Sometimes, too, I feel secretly glad that I had nothing to do with that case. Ellery, who is in many ways a thinking machine, is no respecter of friendships when logic points an accusing finger. And it might very well have been that had I been in some way involved — if even as, let us say, Donald Kirk’s attorney — Ellery might have caused good Sergeant Velie to clap the cuffs on my poor wrists. For it is remarkable that when I was at college I achieved a definitely fleeting fame in two athletic fields: I was my class backstroke swimming champion, and I rowed stroke-oar on the crew.
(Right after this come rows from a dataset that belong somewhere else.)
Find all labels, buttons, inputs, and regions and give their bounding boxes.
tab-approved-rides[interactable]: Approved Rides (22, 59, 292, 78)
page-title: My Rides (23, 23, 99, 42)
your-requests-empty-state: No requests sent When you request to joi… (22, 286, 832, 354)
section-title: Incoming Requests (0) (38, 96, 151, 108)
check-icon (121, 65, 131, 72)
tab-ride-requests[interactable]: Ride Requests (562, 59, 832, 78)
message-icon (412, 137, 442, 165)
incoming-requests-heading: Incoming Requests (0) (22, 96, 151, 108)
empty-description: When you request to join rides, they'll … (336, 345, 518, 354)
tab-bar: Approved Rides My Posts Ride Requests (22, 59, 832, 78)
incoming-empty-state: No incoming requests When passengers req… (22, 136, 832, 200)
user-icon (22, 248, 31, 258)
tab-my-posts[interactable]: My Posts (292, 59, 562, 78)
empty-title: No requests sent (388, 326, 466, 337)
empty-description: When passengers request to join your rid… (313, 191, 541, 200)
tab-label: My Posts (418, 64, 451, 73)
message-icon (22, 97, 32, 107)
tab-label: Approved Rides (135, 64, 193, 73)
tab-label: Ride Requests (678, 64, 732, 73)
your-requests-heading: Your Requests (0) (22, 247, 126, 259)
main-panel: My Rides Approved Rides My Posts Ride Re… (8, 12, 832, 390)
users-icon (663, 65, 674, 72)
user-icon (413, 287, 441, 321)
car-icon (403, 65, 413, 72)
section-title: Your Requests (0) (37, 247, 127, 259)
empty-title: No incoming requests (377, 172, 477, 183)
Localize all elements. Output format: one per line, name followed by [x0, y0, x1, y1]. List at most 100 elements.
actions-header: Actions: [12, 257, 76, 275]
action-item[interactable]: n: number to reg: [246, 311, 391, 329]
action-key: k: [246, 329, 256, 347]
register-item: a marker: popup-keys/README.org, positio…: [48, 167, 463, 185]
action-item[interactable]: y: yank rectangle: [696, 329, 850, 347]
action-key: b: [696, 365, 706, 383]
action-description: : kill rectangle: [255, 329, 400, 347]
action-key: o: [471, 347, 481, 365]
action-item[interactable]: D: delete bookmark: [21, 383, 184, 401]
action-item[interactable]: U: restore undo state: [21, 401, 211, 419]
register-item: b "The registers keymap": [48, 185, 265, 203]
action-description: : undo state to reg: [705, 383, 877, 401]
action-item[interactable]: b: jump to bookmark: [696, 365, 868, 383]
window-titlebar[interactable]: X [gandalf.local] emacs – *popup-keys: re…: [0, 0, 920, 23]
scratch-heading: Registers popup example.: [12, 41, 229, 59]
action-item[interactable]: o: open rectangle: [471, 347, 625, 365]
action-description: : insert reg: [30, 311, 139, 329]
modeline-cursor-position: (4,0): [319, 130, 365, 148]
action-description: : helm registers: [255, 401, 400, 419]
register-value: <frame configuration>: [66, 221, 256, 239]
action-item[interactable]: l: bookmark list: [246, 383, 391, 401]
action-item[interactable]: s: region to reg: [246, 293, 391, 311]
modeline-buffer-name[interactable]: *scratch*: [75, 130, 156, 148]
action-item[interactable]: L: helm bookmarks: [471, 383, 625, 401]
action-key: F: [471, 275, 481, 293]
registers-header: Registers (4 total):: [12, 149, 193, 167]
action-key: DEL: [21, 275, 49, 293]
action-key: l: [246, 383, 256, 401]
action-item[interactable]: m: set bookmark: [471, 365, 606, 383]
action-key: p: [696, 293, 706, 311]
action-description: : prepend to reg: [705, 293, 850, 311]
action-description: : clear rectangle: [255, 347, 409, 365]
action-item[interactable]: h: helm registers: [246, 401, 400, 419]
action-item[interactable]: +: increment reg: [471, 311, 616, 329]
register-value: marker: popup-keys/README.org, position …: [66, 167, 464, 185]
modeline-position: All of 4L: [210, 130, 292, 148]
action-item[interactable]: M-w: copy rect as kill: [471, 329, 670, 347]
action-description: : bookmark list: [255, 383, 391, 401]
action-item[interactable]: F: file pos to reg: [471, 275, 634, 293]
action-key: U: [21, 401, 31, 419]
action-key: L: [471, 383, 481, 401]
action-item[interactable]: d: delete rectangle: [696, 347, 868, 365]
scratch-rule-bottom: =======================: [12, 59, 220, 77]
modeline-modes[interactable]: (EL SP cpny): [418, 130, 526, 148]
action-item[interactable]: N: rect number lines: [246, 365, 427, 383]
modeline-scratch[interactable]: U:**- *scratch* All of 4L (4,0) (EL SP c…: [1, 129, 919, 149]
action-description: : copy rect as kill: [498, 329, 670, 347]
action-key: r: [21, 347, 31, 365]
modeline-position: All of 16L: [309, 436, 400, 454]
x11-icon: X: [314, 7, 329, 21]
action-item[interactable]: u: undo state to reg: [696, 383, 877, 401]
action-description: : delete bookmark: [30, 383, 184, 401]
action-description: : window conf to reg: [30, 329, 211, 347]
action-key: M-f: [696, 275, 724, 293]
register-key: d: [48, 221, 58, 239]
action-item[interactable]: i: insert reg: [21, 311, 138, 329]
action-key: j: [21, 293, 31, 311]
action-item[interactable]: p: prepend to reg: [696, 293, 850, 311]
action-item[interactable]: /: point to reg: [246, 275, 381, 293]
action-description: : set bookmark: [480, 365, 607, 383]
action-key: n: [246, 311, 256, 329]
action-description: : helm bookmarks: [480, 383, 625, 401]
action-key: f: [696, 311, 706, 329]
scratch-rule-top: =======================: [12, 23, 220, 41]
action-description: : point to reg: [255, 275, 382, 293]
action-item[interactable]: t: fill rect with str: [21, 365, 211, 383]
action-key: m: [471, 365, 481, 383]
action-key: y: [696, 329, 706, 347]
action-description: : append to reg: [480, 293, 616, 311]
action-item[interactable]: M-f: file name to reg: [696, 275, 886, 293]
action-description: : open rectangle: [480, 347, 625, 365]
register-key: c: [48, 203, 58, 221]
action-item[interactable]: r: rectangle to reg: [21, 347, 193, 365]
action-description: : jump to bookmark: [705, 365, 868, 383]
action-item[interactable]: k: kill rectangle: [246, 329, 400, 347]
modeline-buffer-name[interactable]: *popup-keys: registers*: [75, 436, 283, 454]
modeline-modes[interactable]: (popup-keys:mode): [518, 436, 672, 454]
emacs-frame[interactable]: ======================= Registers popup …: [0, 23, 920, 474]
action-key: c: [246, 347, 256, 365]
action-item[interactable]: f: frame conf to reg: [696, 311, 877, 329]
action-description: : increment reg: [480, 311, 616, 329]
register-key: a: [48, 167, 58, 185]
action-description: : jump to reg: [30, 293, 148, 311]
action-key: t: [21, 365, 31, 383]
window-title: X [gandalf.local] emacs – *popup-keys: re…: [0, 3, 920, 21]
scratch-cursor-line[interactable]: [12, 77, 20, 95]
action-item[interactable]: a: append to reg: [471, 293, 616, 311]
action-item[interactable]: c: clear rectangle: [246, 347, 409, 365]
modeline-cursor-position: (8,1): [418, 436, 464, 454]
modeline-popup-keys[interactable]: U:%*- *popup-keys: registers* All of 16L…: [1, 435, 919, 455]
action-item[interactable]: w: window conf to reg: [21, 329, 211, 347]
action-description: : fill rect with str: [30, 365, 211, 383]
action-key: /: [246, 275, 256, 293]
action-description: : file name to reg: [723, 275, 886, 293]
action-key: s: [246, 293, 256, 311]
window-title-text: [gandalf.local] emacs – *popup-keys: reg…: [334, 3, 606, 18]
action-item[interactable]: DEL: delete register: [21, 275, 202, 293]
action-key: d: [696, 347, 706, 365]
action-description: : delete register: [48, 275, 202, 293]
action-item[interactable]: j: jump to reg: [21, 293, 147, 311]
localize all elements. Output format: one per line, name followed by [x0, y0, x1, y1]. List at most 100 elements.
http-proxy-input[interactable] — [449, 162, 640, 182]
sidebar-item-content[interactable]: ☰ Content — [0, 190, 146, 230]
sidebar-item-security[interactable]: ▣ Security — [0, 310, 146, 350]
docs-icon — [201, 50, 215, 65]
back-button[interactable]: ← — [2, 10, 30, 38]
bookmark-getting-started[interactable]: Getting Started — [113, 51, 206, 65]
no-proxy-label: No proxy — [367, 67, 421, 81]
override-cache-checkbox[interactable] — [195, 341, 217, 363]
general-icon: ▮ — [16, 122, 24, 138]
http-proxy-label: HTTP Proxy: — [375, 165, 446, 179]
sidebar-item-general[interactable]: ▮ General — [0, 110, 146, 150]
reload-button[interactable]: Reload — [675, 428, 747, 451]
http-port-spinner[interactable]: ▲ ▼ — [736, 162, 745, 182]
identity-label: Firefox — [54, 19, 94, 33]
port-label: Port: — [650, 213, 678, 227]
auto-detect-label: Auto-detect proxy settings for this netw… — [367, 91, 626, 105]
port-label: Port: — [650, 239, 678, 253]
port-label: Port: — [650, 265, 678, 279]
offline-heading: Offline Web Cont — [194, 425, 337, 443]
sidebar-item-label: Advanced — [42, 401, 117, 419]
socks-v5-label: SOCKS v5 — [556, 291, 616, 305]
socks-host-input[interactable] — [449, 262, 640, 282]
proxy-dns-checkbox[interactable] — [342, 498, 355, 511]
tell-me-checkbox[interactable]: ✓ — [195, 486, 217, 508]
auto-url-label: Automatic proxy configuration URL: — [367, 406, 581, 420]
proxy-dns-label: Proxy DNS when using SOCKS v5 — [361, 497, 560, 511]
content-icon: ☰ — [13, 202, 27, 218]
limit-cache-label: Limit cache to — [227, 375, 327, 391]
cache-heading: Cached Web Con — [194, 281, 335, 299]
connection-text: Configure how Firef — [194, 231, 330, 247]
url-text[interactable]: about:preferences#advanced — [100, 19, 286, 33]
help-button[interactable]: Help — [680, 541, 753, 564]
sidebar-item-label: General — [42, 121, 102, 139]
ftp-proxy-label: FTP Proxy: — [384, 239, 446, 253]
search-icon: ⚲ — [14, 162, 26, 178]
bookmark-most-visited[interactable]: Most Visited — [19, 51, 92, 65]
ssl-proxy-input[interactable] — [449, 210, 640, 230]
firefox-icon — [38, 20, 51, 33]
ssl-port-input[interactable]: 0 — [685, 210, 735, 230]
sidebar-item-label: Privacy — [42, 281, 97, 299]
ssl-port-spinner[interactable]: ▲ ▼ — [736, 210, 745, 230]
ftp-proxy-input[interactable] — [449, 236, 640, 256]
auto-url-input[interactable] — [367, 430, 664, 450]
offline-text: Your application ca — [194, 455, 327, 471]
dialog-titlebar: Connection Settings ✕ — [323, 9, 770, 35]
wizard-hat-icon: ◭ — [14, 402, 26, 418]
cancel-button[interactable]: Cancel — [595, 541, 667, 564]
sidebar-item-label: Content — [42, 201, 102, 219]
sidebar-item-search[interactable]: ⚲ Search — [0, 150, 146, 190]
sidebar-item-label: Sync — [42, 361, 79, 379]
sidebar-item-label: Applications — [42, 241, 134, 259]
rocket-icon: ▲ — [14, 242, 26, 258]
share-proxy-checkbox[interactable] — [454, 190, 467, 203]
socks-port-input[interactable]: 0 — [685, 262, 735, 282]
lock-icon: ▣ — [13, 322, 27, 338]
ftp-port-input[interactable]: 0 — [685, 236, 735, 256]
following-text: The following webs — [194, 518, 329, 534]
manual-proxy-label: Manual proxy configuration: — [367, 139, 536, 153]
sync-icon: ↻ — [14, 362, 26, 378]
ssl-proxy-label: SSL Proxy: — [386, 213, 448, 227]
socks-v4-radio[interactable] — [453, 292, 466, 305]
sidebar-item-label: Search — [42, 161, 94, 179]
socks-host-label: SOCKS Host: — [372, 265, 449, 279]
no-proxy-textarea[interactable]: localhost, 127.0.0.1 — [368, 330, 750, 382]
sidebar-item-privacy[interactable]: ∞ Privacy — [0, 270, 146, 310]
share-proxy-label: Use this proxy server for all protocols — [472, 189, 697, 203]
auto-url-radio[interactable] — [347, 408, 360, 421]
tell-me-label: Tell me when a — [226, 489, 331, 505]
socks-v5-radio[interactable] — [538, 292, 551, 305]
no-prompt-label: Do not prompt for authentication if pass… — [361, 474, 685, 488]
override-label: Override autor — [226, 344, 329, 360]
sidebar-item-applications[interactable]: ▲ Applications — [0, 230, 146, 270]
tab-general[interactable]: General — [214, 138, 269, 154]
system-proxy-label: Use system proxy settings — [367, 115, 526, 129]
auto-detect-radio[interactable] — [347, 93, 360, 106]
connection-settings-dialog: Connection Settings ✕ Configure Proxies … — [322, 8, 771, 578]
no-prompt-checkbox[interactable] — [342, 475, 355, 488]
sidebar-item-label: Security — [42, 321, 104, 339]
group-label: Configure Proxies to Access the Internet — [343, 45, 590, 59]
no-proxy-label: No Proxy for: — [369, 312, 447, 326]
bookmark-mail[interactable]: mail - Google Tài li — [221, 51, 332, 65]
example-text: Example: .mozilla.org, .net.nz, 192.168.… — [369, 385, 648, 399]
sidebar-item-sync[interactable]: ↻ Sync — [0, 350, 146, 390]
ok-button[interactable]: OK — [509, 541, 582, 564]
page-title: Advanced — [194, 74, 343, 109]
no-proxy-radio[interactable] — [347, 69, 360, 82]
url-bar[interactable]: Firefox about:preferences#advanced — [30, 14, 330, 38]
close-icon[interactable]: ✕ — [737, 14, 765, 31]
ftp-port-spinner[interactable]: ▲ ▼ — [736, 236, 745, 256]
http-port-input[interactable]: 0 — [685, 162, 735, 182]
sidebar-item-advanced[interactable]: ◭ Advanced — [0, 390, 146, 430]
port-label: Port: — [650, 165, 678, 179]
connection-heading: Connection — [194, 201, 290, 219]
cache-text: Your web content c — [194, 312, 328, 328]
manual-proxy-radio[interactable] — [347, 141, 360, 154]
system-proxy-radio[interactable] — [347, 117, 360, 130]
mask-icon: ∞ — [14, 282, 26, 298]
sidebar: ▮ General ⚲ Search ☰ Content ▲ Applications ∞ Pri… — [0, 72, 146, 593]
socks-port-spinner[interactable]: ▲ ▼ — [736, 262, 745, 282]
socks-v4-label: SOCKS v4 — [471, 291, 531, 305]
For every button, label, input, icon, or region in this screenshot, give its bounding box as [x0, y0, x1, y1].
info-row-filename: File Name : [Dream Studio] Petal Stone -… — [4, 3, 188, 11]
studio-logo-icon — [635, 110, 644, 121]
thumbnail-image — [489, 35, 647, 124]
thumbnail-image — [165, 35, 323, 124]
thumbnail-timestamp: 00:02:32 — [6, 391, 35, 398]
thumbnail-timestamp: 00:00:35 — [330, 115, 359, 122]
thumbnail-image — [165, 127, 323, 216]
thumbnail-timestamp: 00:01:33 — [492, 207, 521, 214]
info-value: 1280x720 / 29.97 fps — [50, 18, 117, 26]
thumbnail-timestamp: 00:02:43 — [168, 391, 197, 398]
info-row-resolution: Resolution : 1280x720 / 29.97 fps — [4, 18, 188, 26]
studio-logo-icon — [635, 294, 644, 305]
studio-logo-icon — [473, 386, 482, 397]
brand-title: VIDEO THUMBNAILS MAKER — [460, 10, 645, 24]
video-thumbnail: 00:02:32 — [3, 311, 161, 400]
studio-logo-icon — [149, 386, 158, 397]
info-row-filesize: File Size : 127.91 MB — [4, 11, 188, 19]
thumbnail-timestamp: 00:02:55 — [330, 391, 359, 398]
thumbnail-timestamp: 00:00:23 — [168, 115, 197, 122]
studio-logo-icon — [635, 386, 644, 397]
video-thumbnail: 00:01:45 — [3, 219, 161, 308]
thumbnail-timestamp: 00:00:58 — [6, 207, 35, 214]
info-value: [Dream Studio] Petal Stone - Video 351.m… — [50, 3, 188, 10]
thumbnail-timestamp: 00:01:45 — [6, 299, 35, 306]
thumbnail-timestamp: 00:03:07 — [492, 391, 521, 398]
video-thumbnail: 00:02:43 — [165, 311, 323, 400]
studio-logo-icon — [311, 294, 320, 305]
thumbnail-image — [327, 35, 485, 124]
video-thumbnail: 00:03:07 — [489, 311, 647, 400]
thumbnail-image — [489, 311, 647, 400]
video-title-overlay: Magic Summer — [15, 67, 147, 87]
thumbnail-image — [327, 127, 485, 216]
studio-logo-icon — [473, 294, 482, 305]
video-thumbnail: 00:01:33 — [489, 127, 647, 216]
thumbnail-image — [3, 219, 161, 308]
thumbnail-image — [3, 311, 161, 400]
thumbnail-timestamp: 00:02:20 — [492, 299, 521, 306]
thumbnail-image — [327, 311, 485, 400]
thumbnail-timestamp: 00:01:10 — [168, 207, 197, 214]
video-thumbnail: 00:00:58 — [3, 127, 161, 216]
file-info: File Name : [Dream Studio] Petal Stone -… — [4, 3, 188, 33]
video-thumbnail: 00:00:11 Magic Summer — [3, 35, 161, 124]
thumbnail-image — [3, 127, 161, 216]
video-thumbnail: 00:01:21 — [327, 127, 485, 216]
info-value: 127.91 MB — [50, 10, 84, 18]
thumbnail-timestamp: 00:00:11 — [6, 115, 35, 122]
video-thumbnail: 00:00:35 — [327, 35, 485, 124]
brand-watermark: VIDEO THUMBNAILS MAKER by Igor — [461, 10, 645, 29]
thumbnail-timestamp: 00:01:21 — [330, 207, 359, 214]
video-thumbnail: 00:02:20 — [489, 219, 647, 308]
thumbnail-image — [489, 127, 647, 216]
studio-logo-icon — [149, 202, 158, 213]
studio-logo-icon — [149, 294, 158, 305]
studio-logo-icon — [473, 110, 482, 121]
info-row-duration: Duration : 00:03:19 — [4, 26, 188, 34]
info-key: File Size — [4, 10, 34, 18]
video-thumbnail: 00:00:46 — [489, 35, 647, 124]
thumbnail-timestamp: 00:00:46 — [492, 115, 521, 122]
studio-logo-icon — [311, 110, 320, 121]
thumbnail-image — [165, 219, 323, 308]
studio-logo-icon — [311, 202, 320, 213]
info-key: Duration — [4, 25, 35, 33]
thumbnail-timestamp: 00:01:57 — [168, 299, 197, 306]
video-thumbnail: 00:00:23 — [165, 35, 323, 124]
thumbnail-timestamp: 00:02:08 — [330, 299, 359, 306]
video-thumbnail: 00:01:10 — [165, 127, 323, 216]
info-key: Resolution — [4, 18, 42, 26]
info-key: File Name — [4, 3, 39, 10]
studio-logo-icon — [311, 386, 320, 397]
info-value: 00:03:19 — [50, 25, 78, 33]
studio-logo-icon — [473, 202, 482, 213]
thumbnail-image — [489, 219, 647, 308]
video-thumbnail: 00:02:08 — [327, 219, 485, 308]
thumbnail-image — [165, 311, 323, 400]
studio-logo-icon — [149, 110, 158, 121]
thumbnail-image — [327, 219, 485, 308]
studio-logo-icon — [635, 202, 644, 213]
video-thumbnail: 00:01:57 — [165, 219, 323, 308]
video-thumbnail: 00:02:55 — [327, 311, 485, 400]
How these innocent facts would have made me a potential — no, no, a very active — suspect in the murder with which these pages are concerned I shall leave you to discover — unquestionably with pleasure — for yourself.


J. J. McC.

NEW YORK


“The detection — or rather the solution — of crime calls for a combination of scientist and seer in the completest development of the detective. The genius for prophesying from events is a very special endowment of Nature and has been granted in its highest form only to a favored few...

“I might paraphrase that interesting observation in Schlegel’s Athenæum which goes:

‘Der Historiker ist ein rückwärts gekehrter Prophet?’

by pointing out that: ‘The detective is a prophet looking backwards.’ Or Carlyle’s more subtle observation about history by agreeing that: The process of detection (as opposed to History) is ‘a distillation of rumor.’”


— Excerpt from an Anonymous Article in Esoterica Americana, Attributed by Some to Matsoyuma Tahuki, the Noted Japanese Authority on the Occident.